Es un método de cribado recombinante. Algunos vectores contienen la región codificante del fragmento α N-terminal de la β-galactosidasa. La región codificante contiene múltiples sitios de clonación y se puede utilizar para construir recombinantes. Este vector es adecuado para células huésped mutantes que codifican únicamente el fragmento omega C-terminal de β-galactosidasa. Por lo tanto, ni el huésped ni los fragmentos codificados por el plásmido tienen actividad galactosidasa cuando están presentes simultáneamente.

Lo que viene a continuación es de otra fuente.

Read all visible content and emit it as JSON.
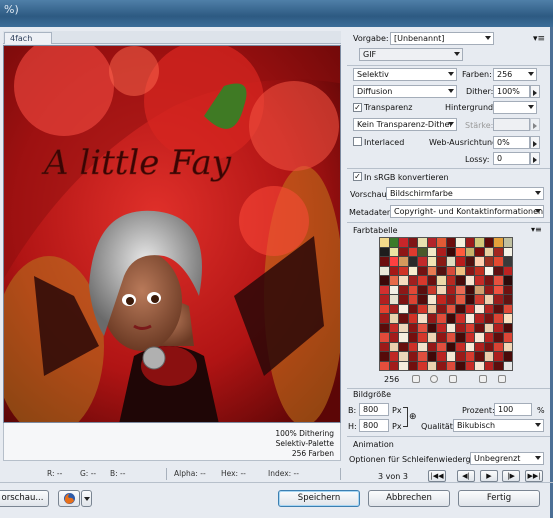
{
  "window": {
    "title_fragment": "%)",
    "tab_label": "4fach"
  },
  "image": {
    "overlay_text": "A little Fay"
  },
  "optimize_info": {
    "line1": "100% Dithering",
    "line2": "Selektiv-Palette",
    "line3": "256 Farben"
  },
  "statusbar": {
    "r": "R: --",
    "g": "G: --",
    "b": "B: --",
    "alpha": "Alpha: --",
    "hex": "Hex: --",
    "index": "Index: --"
  },
  "buttons": {
    "preview": "orschau...",
    "save": "Speichern",
    "cancel": "Abbrechen",
    "done": "Fertig"
  },
  "panel": {
    "preset_label": "Vorgabe:",
    "preset_value": "[Unbenannt]",
    "format": "GIF",
    "reduction": "Selektiv",
    "colors_label": "Farben:",
    "colors_value": "256",
    "dither_algo": "Diffusion",
    "dither_label": "Dither:",
    "dither_value": "100%",
    "transparency_label": "Transparenz",
    "transparency_checked": true,
    "matte_label": "Hintergrund:",
    "trans_dither": "Kein Transparenz-Dither",
    "amount_label": "Stärke:",
    "interlaced_label": "Interlaced",
    "interlaced_checked": false,
    "websnap_label": "Web-Ausrichtung:",
    "websnap_value": "0%",
    "lossy_label": "Lossy:",
    "lossy_value": "0",
    "srgb_label": "In sRGB konvertieren",
    "srgb_checked": true,
    "preview_label": "Vorschau:",
    "preview_value": "Bildschirmfarbe",
    "metadata_label": "Metadaten:",
    "metadata_value": "Copyright- und Kontaktinformationen",
    "colortable_title": "Farbtabelle",
    "colortable_count": "256",
    "imagesize_title": "Bildgröße",
    "width_label": "B:",
    "width_value": "800",
    "width_unit": "Px",
    "height_label": "H:",
    "height_value": "800",
    "height_unit": "Px",
    "percent_label": "Prozent:",
    "percent_value": "100",
    "percent_unit": "%",
    "quality_label": "Qualität:",
    "quality_value": "Bikubisch",
    "animation_title": "Animation",
    "loop_label": "Optionen für Schleifenwiedergabe:",
    "loop_value": "Unbegrenzt",
    "frame_counter": "3 von 3"
  },
  "palette_colors": [
    "#f2d98a",
    "#3b7a2a",
    "#c8262a",
    "#7f1616",
    "#e8e1b0",
    "#b3232a",
    "#e25a35",
    "#6d0e0d",
    "#f4f0dc",
    "#9a1b1b",
    "#d2c87a",
    "#5e0b0a",
    "#e6a13a",
    "#c0c0a0",
    "#1d1d1d",
    "#eae3a2",
    "#8d1615",
    "#e03a2e",
    "#4a5a2a",
    "#f2e9c7",
    "#ad1e1e",
    "#3c0606",
    "#ff5a3c",
    "#c8b16a",
    "#7c0d0c",
    "#e8d0a0",
    "#a2271f",
    "#f6f3e6",
    "#6b0d0d",
    "#ff4040",
    "#d49a5c",
    "#2a2a2a",
    "#c22a2a",
    "#f1e4b4",
    "#8a1a14",
    "#e0dcc0",
    "#b81c1c",
    "#51100e",
    "#ffd0b0",
    "#9c3020",
    "#e44a30",
    "#3a3a3a",
    "#e8e8d8",
    "#a51817",
    "#cf3326",
    "#f7eed0",
    "#731212",
    "#e77b52",
    "#541010",
    "#d64a3a",
    "#f0c080",
    "#871616",
    "#c03020",
    "#fbf7ea",
    "#611010",
    "#bd2221",
    "#3a0808",
    "#e66a4a",
    "#f5dcc0",
    "#9f1f1f",
    "#d8382c",
    "#6a1010",
    "#ecd9a8",
    "#b82a22",
    "#490b0a",
    "#f8e4d0",
    "#c42b27",
    "#7a1413",
    "#e5503e",
    "#2e0a0a",
    "#d22f2f",
    "#f3f0e6",
    "#8e1817",
    "#e04836",
    "#5b0e0d",
    "#c93a2c",
    "#f1d8b8",
    "#a61d1c",
    "#e86b54",
    "#430908",
    "#d1a070",
    "#951a19",
    "#ef5240",
    "#6f1110",
    "#b02020",
    "#e7e2d0",
    "#7d1312",
    "#db4232",
    "#540c0b",
    "#f5e8d0",
    "#c3261f",
    "#8b1716",
    "#e45a42",
    "#3d0807",
    "#ce3c30",
    "#f0d0b0",
    "#9a1c1b",
    "#611312",
    "#e3412f",
    "#a71e1d",
    "#f7f1e4",
    "#700f0f",
    "#d33528",
    "#ecc8a0",
    "#891514",
    "#e25440",
    "#480a09",
    "#c72a24",
    "#fae8d8",
    "#b42321",
    "#5c0d0c",
    "#de4a38",
    "#a01b1a",
    "#e9d4b0",
    "#6a0f0e",
    "#d03126",
    "#f4e0c8",
    "#921817",
    "#e04c3a",
    "#3f0807",
    "#cb2e28",
    "#f8ecde",
    "#b3201f",
    "#781211",
    "#dc4434",
    "#fae0c0",
    "#5a0c0b",
    "#c52a26",
    "#eed8bc",
    "#881514",
    "#e25040",
    "#420808",
    "#bf2522",
    "#f5ead8",
    "#9e1b1a",
    "#d83c30",
    "#6c0f0e",
    "#ecd0b0",
    "#b01f1e",
    "#4c0a09",
    "#e14a3a",
    "#a31c1b",
    "#f6eedf",
    "#740f0e",
    "#d4362b",
    "#efd4b4",
    "#8f1615",
    "#df4e3c",
    "#460908",
    "#c92c27",
    "#f9e8d6",
    "#b72220",
    "#5f0d0c",
    "#dd4636",
    "#9c1a19",
    "#eacfad",
    "#670e0d",
    "#cc3027",
    "#f3e2cc",
    "#941817",
    "#e24e3d",
    "#3b0706",
    "#c52b26",
    "#f7ead9",
    "#ae1f1e",
    "#7c1211",
    "#da4233",
    "#f1d6b6",
    "#560b0a",
    "#c02724",
    "#ecd6b8",
    "#861514",
    "#e04e3e",
    "#420808",
    "#bb2422",
    "#f4e8d4",
    "#991a19",
    "#d63a2e",
    "#690e0d",
    "#ebcdad",
    "#ac1e1d",
    "#490a09",
    "#e44e3c",
    "#a21c1b",
    "#f6ecdc",
    "#710f0e",
    "#d2342a",
    "#edd2b0",
    "#8d1615",
    "#de4a3a",
    "#440908",
    "#c72b26",
    "#f8e6d4",
    "#b42120",
    "#5d0d0c",
    "#e5e5e5"
  ]
}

El fragmento α y el fragmento ω pueden formar β-galactosidasa con actividad enzimática mediante complementación α. De esta manera, el gen lacZ logra la complementación entre la célula huésped que carece del segmento proximal al operador y el plásmido que porta el segmento proximal al operador completo. Cuando se inserta ADN exógeno en el sitio de clonación múltiple del plásmido, la codificación del fragmento α se destruye casi inevitablemente, lo que hace que las bacterias LacZ con el plásmido recombinante formen colonias blancas.
Información ampliada:
Principio del cribado azul-blanco
Algunos vectores (como los plásmidos de la serie PUC) transportan el α N-terminal de la β-galactosidasa (lacZ ) La región codificante del fragmento contiene un sitio de clonación múltiple (MCS) que puede usarse para construir recombinantes.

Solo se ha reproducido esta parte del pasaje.